I currently trying to setup a similar flow using a couple different OIDC providers to test, in my case both Github (shown above) and Auth0. I’ve managed to get both routing to the provider pages for credentials and successfully hitting a callback flow, but the flow seems to get stuck processing the OIDC callback with no errors in the logs and nothing in the UI, console, or network tabs to show for it. I have github, identity, and kratos config files near identical to the ones you showed above, and I get stuck on a callback URL that looks like this with an entirely empty webpage:

http://auth.localhost/self-service/browser/flows/registration/strategies/oidc/callback/github?code=<code>&state=<state-uuid>

I arrive at this state both for the github provider and the Auth0 provider. Is this a known issue with the OIDC flows (didn’t see one open on github), or is there some other configuration needed for it to work?

On an unrelated note - what was the rationale for request methods to be grouped exclusively into password vs. oidc when formatting the login requests? I went to update the ui-node example to render all configured login options as follows, and was surprised that the request methods didn’t give me fields/actions/errors for my auth0 provider separately from the github one:

    .then((request?: LoginRequest | RegistrationRequest) => {
      if (!request) {
        res.redirect(`${config.kratos.browser}/self-service/browser/flows/${type}`)
        return
      }

      // I expected this to have a different method for both "github" and "auth0" to help me build a more dynamic frontend
      const forms = Object.keys(request.methods).map(method => ({
        formFields: request.methods[method].config?.fields.sort(sortFormFields),
        formAction: request.methods[method].config?.action,
        errors: request.methods[method].config?.errors,
      }))

      res.render(type, {
        forms
      })
    })

– EDIT –

Once again, I figured out what I was doing wrong. In this case, I hadn’t registered any after login/registration jobs for the oidc method.

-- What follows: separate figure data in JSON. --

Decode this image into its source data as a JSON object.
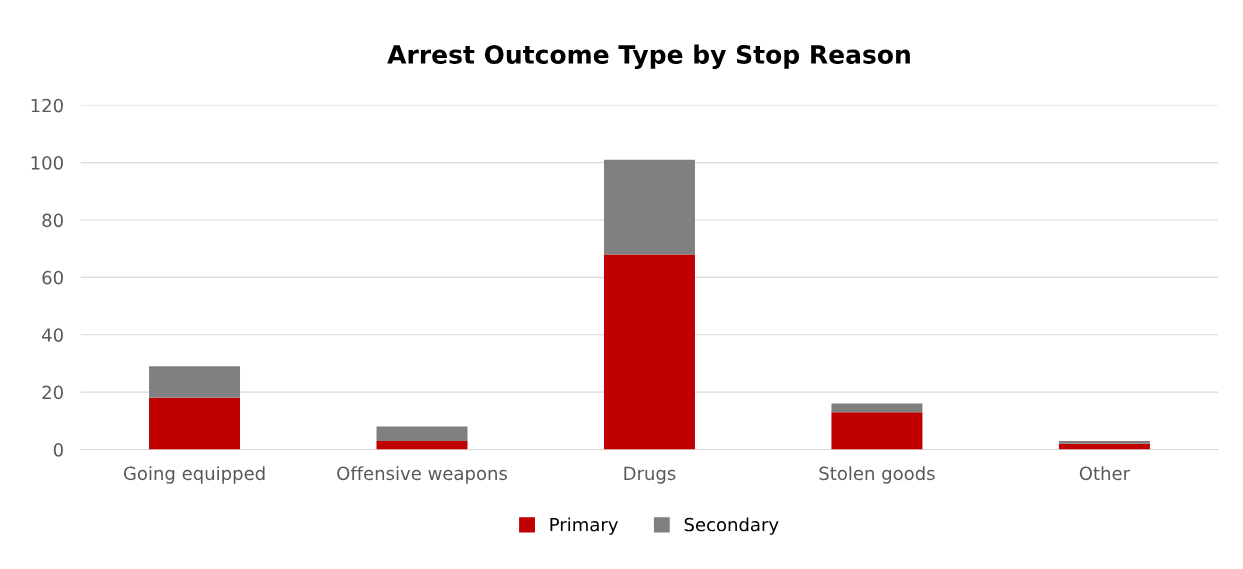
{
  "chart_data": {
    "type": "bar",
    "title": "Arrest Outcome Type by Stop Reason",
    "categories": [
      "Going equipped",
      "Offensive weapons",
      "Drugs",
      "Stolen goods",
      "Other"
    ],
    "series": [
      {
        "name": "Primary",
        "color": "#c00000",
        "values": [
          18,
          3,
          68,
          13,
          2
        ]
      },
      {
        "name": "Secondary",
        "color": "#808080",
        "values": [
          11,
          5,
          33,
          3,
          1
        ]
      }
    ],
    "stacked": true,
    "ylim": [
      0,
      120
    ],
    "yticks": [
      0,
      20,
      40,
      60,
      80,
      100,
      120
    ],
    "grid": "y",
    "legend": "bottom"
  }
}
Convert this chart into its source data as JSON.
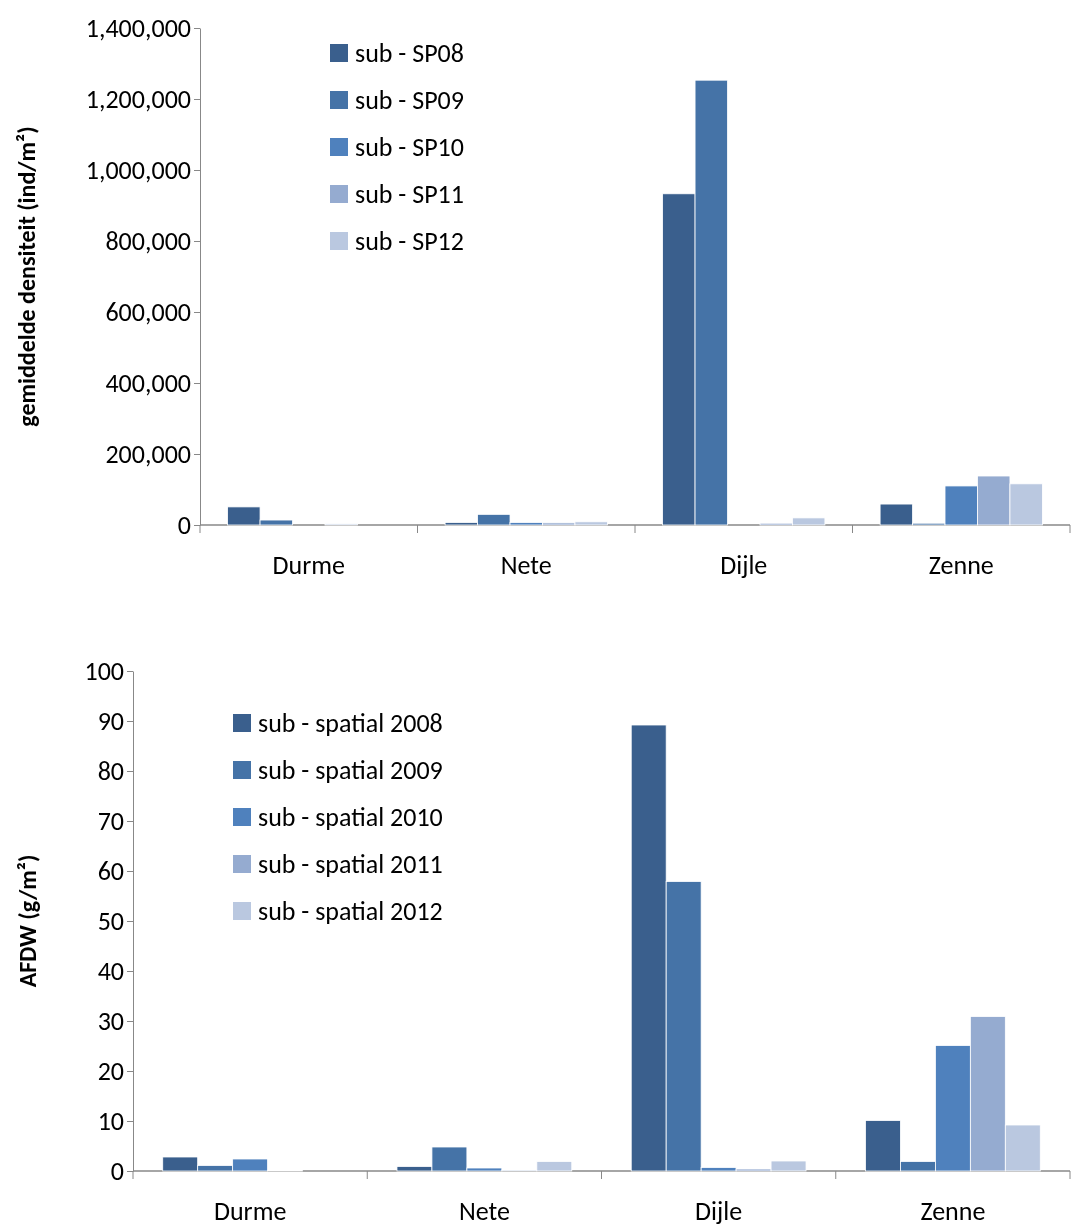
{
  "chart_data": [
    {
      "type": "bar",
      "ylabel": "gemiddelde densiteit (ind/m²)",
      "categories": [
        "Durme",
        "Nete",
        "Dijle",
        "Zenne"
      ],
      "ylim": [
        0,
        1400000
      ],
      "yticks": [
        {
          "value": 0,
          "label": "0"
        },
        {
          "value": 200000,
          "label": "200,000"
        },
        {
          "value": 400000,
          "label": "400,000"
        },
        {
          "value": 600000,
          "label": "600,000"
        },
        {
          "value": 800000,
          "label": "800,000"
        },
        {
          "value": 1000000,
          "label": "1,000,000"
        },
        {
          "value": 1200000,
          "label": "1,200,000"
        },
        {
          "value": 1400000,
          "label": "1,400,000"
        }
      ],
      "grid": false,
      "legend": "top left",
      "series": [
        {
          "name": "sub - SP08",
          "color": "#3a5f8d",
          "values": [
            51000,
            7000,
            933000,
            59000
          ]
        },
        {
          "name": "sub - SP09",
          "color": "#4573a7",
          "values": [
            14000,
            30000,
            1253000,
            5000
          ]
        },
        {
          "name": "sub - SP10",
          "color": "#4f81bd",
          "values": [
            null,
            7000,
            0,
            110000
          ]
        },
        {
          "name": "sub - SP11",
          "color": "#95abd0",
          "values": [
            3000,
            6000,
            5000,
            138000
          ]
        },
        {
          "name": "sub - SP12",
          "color": "#bac8e0",
          "values": [
            null,
            9000,
            20000,
            116000
          ]
        }
      ]
    },
    {
      "type": "bar",
      "ylabel": "AFDW (g/m²)",
      "categories": [
        "Durme",
        "Nete",
        "Dijle",
        "Zenne"
      ],
      "ylim": [
        0,
        100
      ],
      "yticks": [
        0,
        10,
        20,
        30,
        40,
        50,
        60,
        70,
        80,
        90,
        100
      ],
      "grid": false,
      "legend": "top left",
      "series": [
        {
          "name": "sub - spatial 2008",
          "color": "#3a5f8d",
          "values": [
            2.8,
            0.9,
            89.2,
            10.1
          ]
        },
        {
          "name": "sub - spatial 2009",
          "color": "#4573a7",
          "values": [
            1.1,
            4.8,
            57.9,
            1.9
          ]
        },
        {
          "name": "sub - spatial 2010",
          "color": "#4f81bd",
          "values": [
            2.4,
            0.6,
            0.7,
            25.1
          ]
        },
        {
          "name": "sub - spatial 2011",
          "color": "#95abd0",
          "values": [
            0.1,
            0.2,
            0.4,
            30.9
          ]
        },
        {
          "name": "sub - spatial 2012",
          "color": "#bac8e0",
          "values": [
            null,
            1.9,
            2.0,
            9.2
          ]
        }
      ]
    }
  ]
}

After copying what I had for login/registration for the password
method, everything worked fine:

login:
    request_lifespan: 10m
    after:
      oidc:
        - job: session
        - job: redirect
          config:
            default_redirect_url: http://auth.localhost/
            allow_user_defined_redirect: true
      password:
        - job: session
        - job: redirect
          config:
            default_redirect_url: http://auth.localhost/
            allow_user_defined_redirect: true

hackerman · April 7, 2020, 8:20am

Sorry for the late reply! So that means you got everything working?

We’re still working on figuring out a way to make the hooks easier to configure and make it harder to forget to set up e.g. the redirect.

I believe this is fixed on master but not sure. Could you please create an issue?